You can find the scaling documentation in the documentation here:

It does not cover AWS or another other cloud providers but explains how it is generally possible.

jan · September 5, 2021, 7:56am

More or less correct. But you have to make sure that (1-main) is always active and running (2-worker) also or you program some kind of logic yourself that it spins on up after a request gets received (which will obviously have huge performance implications).

lemining · September 5, 2021, 8:00am

@jan In my setup I just have a docker that runs as main and I keep it up pretty much up all the time (through scheduled task that keeps loading a workflow to keep it alive).

Obviously the docker will go down when I deploy updates.

I’m still not quite understanding why stopping the docker instance would make my workflows unpublished thought?
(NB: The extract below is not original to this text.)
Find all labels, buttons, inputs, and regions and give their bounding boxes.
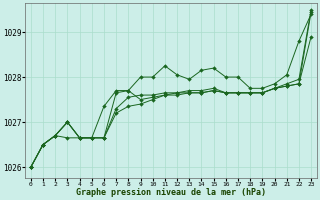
X-axis label: Graphe pression niveau de la mer (hPa): Graphe pression niveau de la mer (hPa) xyxy=(76,188,266,197)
jan · September 5, 2021, 9:27am

Sorry, can not be of any more help here. All that is important in that matter has been mentioned already:

Is n8n currently supposed to unregister them on shutdown and registers them again on startup
If always just one instance runs, it will all work perfectly fine. It does not seem to be the case here because else you would not have this problem. There must be some kind of overlap that the one starts and the other one shuts down afterward and so unregisters them.
I advice you to run n8n on a virtual server (they are available for $5 a month) because that is the only thing we currently support
I offered a possible solution for your problem with overlap by setting: N8N_SKIP_WEBHOOK_DEREGISTRATION_SHUTDOWN=true

lemining · September 5, 2021, 10:23am

No need to be sorry, you are super helpful!

Makes sense
The only thing I can think of that would suit this case is that when deployment happens - I end up with two instances running while the load balancer changes traffic over to the new one.
$5 sounds super attractive - would you have a link?
I will deploy this solution first to see if it helps before I investigate others.

Thanks, heaps for your help!

jan · September 5, 2021, 10:30am

Yes, if that is the case then this will be the problem. What I mentioned under (4) should then help to solve it.
The most widely known one is Digital Ocean. Another one which offers instances with in my experience better performance is Hetzner. They had previously also instances for even 3 Euros but raised the prices slightly because the increased cost of IP addresses.

Jon · September 5, 2021, 12:45pm

Just want to throw Kimsufi / OVH into the mix. The kimsufi range is dirt cheap for a dedicated server that runs n8n well.